I do not think that there can ever be enough books about anything and I say that knowing that some of them are going to be about Pilates.The more knowledge the better seems like a solid rule of thumb, even though I have watched enough science fiction films to accept that humanity’s unchecked pursuit of learning will end with robots taking over the world.-Sarah Vowell
Tuesday, April 26, 2016
A Test of Wills by Charles Todd
In this first Inspector Ian Rutledge mystery, he has just returned a shell shocked veteran of World War I who hears the voice of one of the men he served with, Hammish, in his head whenever he gets stressed. In an effort to save his sanity he hopes to drown himself in his work and soon finds himself being set up on a case that could ruin his career.
A Colonel in the British Army whose estate is called Mallows, his found with his head blown off by a shotgun in his fields after his horse returns covered in blood. The problem is everyone seemed to like the Colonel. The only man who didn't, Mavers, a malcontent who preaches communism and the oppression of the landowners, has an alibi. He was in the village square all morning yelling to anyone who could hear his rhetoric.

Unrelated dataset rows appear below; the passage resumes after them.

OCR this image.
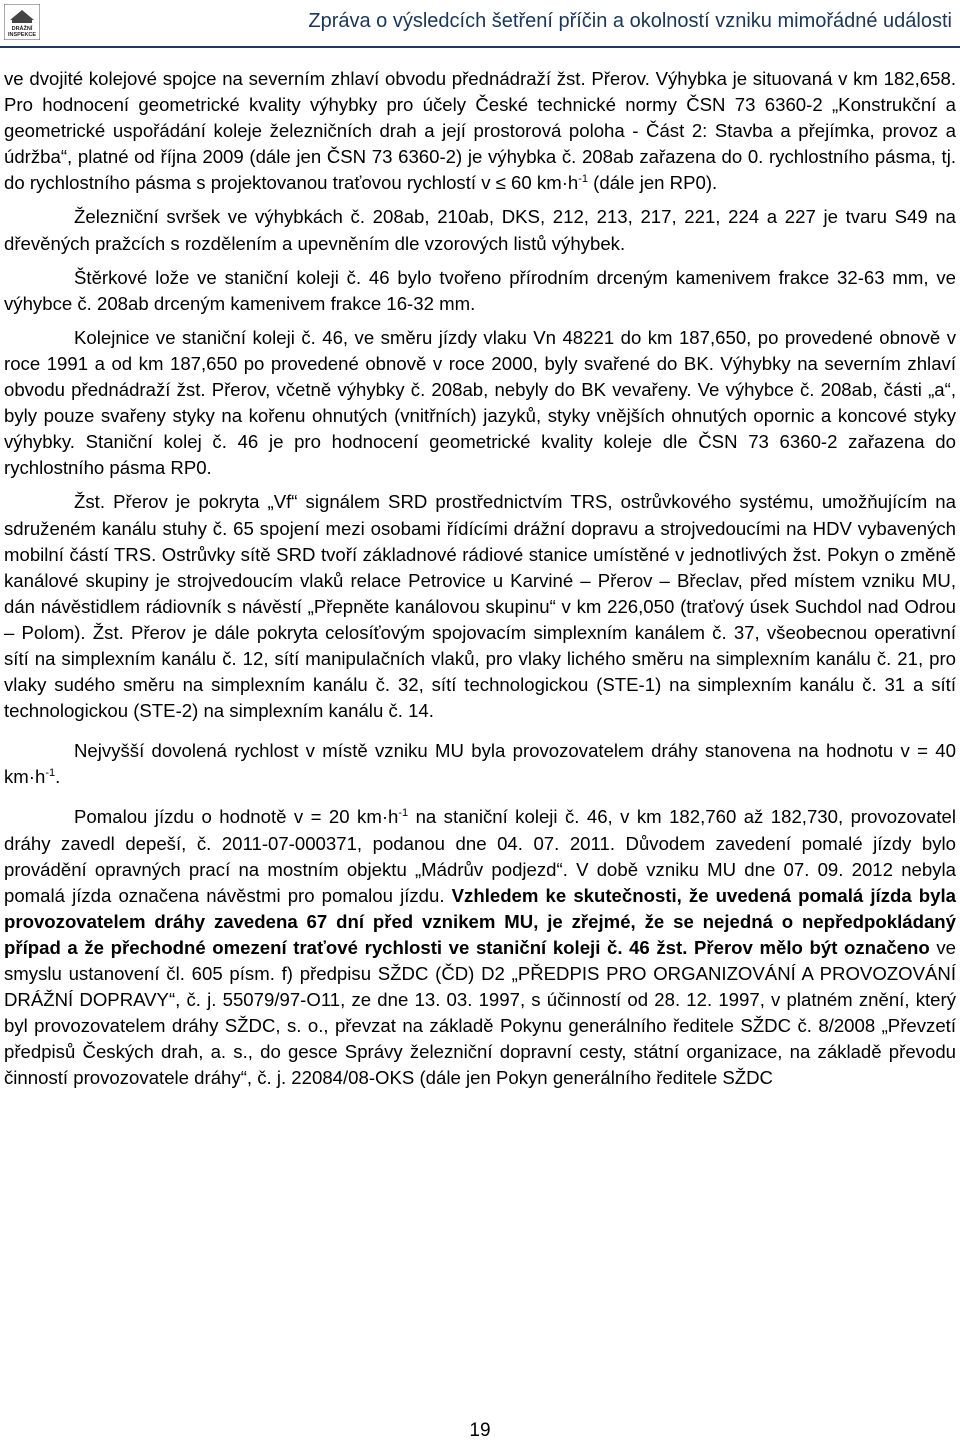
DRÁŽNÍ
INSPEKCE
Zpráva o výsledcích šetření příčin a okolností vzniku mimořádné události

ve dvojité kolejové spojce na severním zhlaví obvodu přednádraží žst. Přerov. Výhybka je situovaná v km 182,658. Pro hodnocení geometrické kvality výhybky pro účely České technické normy ČSN 73 6360-2 „Konstrukční a geometrické uspořádání koleje železničních drah a její prostorová poloha - Část 2: Stavba a přejímka, provoz a údržba“, platné od října 2009 (dále jen ČSN 73 6360-2) je výhybka č. 208ab zařazena do 0. rychlostního pásma, tj. do rychlostního pásma s projektovanou traťovou rychlostí v ≤ 60 $km\cdot h^{-1}$ (dále jen RP0).

Železniční svršek ve výhybkách č. 208ab, 210ab, DKS, 212, 213, 217, 221, 224 a 227 je tvaru S49 na dřevěných pražcích s rozdělením a upevněním dle vzorových listů výhybek.

Štěrkové lože ve staniční koleji č. 46 bylo tvořeno přírodním drceným kamenivem frakce 32-63 mm, ve výhybce č. 208ab drceným kamenivem frakce 16-32 mm.

Kolejnice ve staniční koleji č. 46, ve směru jízdy vlaku Vn 48221 do km 187,650, po provedené obnově v roce 1991 a od km 187,650 po provedené obnově v roce 2000, byly svařené do BK. Výhybky na severním zhlaví obvodu přednádraží žst. Přerov, včetně výhybky č. 208ab, nebyly do BK vevařeny. Ve výhybce č. 208ab, části „a“, byly pouze svařeny styky na kořenu ohnutých (vnitřních) jazyků, styky vnějších ohnutých opornic a koncové styky výhybky. Staniční kolej č. 46 je pro hodnocení geometrické kvality koleje dle ČSN 73 6360-2 zařazena do rychlostního pásma RP0.

Žst. Přerov je pokryta „Vf“ signálem SRD prostřednictvím TRS, ostrůvkového systému, umožňujícím na sdruženém kanálu stuhy č. 65 spojení mezi osobami řídícími drážní dopravu a strojvedoucími na HDV vybavených mobilní částí TRS. Ostrůvky sítě SRD tvoří základnové rádiové stanice umístěné v jednotlivých žst. Pokyn o změně kanálové skupiny je strojvedoucím vlaků relace Petrovice u Karviné – Přerov – Břeclav, před místem vzniku MU, dán návěstidlem rádiovník s návěstí „Přepněte kanálovou skupinu“ v km 226,050 (traťový úsek Suchdol nad Odrou – Polom). Žst. Přerov je dále pokryta celosíťovým spojovacím simplexním kanálem č. 37, všeobecnou operativní sítí na simplexním kanálu č. 12, sítí manipulačních vlaků, pro vlaky lichého směru na simplexním kanálu č. 21, pro vlaky sudého směru na simplexním kanálu č. 32, sítí technologickou (STE-1) na simplexním kanálu č. 31 a sítí technologickou (STE-2) na simplexním kanálu č. 14.

Nejvyšší dovolená rychlost v místě vzniku MU byla provozovatelem dráhy stanovena na hodnotu v = 40 $km\cdot h^{-1}$.

Pomalou jízdu o hodnotě v = 20 $km\cdot h^{-1}$ na staniční koleji č. 46, v km 182,760 až 182,730, provozovatel dráhy zavedl depeší, č. 2011-07-000371, podanou dne 04. 07. 2011. Důvodem zavedení pomalé jízdy bylo provádění opravných prací na mostním objektu „Mádrův podjezd“. V době vzniku MU dne 07. 09. 2012 nebyla pomalá jízda označena návěstmi pro pomalou jízdu. Vzhledem ke skutečnosti, že uvedená pomalá jízda byla provozovatelem dráhy zavedena 67 dní před vznikem MU, je zřejmé, že se nejedná o nepředpokládaný případ a že přechodné omezení traťové rychlosti ve staniční koleji č. 46 žst. Přerov mělo být označeno ve smyslu ustanovení čl. 605 písm. f) předpisu SŽDC (ČD) D2 „PŘEDPIS PRO ORGANIZOVÁNÍ A PROVOZOVÁNÍ DRÁŽNÍ DOPRAVY“, č. j. 55079/97-O11, ze dne 13. 03. 1997, s účinností od 28. 12. 1997, v platném znění, který byl provozovatelem dráhy SŽDC, s. o., převzat na základě Pokynu generálního ředitele SŽDC č. 8/2008 „Převzetí předpisů Českých drah, a. s., do gesce Správy železniční dopravní cesty, státní organizace, na základě převodu činností provozovatele dráhy“, č. j. 22084/08-OKS (dále jen Pokyn generálního ředitele SŽDC

19
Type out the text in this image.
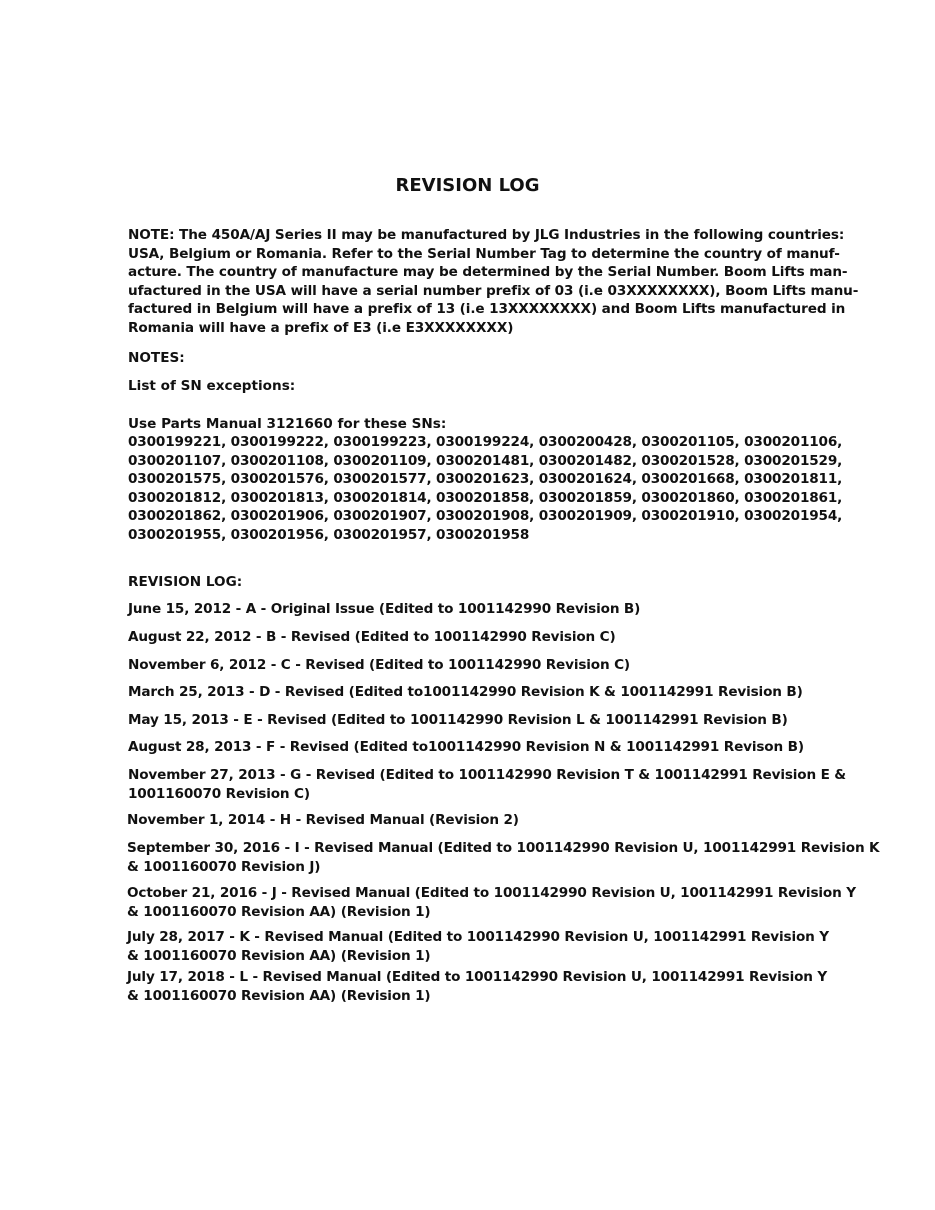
REVISION LOG
NOTE: The 450A/AJ Series II may be manufactured by JLG Industries in the following countries:
USA, Belgium or Romania. Refer to the Serial Number Tag to determine the country of manuf-
acture. The country of manufacture may be determined by the Serial Number. Boom Lifts man-
ufactured in the USA will have a serial number prefix of 03 (i.e 03XXXXXXXX), Boom Lifts manu-
factured in Belgium will have a prefix of 13 (i.e 13XXXXXXXX) and Boom Lifts manufactured in
Romania will have a prefix of E3 (i.e E3XXXXXXXX)
NOTES:
List of SN exceptions:
Use Parts Manual 3121660 for these SNs:
0300199221, 0300199222, 0300199223, 0300199224, 0300200428, 0300201105, 0300201106,
0300201107, 0300201108, 0300201109, 0300201481, 0300201482, 0300201528, 0300201529,
0300201575, 0300201576, 0300201577, 0300201623, 0300201624, 0300201668, 0300201811,
0300201812, 0300201813, 0300201814, 0300201858, 0300201859, 0300201860, 0300201861,
0300201862, 0300201906, 0300201907, 0300201908, 0300201909, 0300201910, 0300201954,
0300201955, 0300201956, 0300201957, 0300201958
REVISION LOG:
June 15, 2012 - A - Original Issue (Edited to 1001142990 Revision B)
August 22, 2012 - B - Revised (Edited to 1001142990 Revision C)
November 6, 2012 - C - Revised (Edited to 1001142990 Revision C)
March 25, 2013 - D - Revised (Edited to1001142990 Revision K & 1001142991 Revision B)
May 15, 2013 - E - Revised (Edited to 1001142990 Revision L & 1001142991 Revision B)
August 28, 2013 - F - Revised (Edited to1001142990 Revision N & 1001142991 Revison B)
November 27, 2013 - G - Revised (Edited to 1001142990 Revision T & 1001142991 Revision E &
1001160070 Revision C)
November 1, 2014 - H - Revised Manual (Revision 2)
September 30, 2016 - I - Revised Manual (Edited to 1001142990 Revision U, 1001142991 Revision K
& 1001160070 Revision J)
October 21, 2016 - J - Revised Manual (Edited to 1001142990 Revision U, 1001142991 Revision Y
& 1001160070 Revision AA) (Revision 1)
July 28, 2017 - K - Revised Manual (Edited to 1001142990 Revision U, 1001142991 Revision Y
& 1001160070 Revision AA) (Revision 1)
July 17, 2018 - L - Revised Manual (Edited to 1001142990 Revision U, 1001142991 Revision Y
& 1001160070 Revision AA) (Revision 1)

The night before the Colonel's murder, a Captain in the British Air Force, Mark Wilton, who is supposed to marry the Colonel's ward, Miss Lettice Wood, has a heated argument and slams the door on his way out with the Colonel screaming "I'll see you in hell first". The next morning, an hung-over shell shocked veteran witnesses the two arguing with each other in the field. The problem is, the Captain was awarded the Victoria Cross and is a friend of the royal court. Arresting him would cause a lot of problems and would likely end Rutledge's career.
Rutledge worries continuously that his knack for being able to figure out why a person died and therefore leading him to the killer, that he had before the war, is gone. He can't figure out who exactly the Colonel is or who would want to kill him. And the word of a drunk, shell shocked vet, isn't worth much in court.
The only other suspects are Wilton's cousin, Mrs. Davenant, who might have wanted Mark for herself, a local artist, Miss Turrant, whose love affair with a German during the war ended badly perhaps in part to the Colonel, and the mysterious cousins who live in the cottage next to the Mallows estate. One is a bird watcher who saw Milton on the day in question in an area close to where the road to Mallows was, and the other cousin is an extremely shy recluse. Also, there's Royston, the man who runs Mallows, who may a secret he doesn't want coming to light.
None of these suspects seem really plausible and the Inspector feels as though he is clutching at straws. He begins to doubt his sanity and his abilities as a detective, as Hammish babbles in the back of his head, and he tries not to answer him aloud, so that no one my know his secret. This book is fascinating in that it offers a unique view into the mind of former soldier suffering from shell shock, who is trying to overcome it without resorting to suicide, by delving into a murder that could easily end his career. I can't wait to read the next one!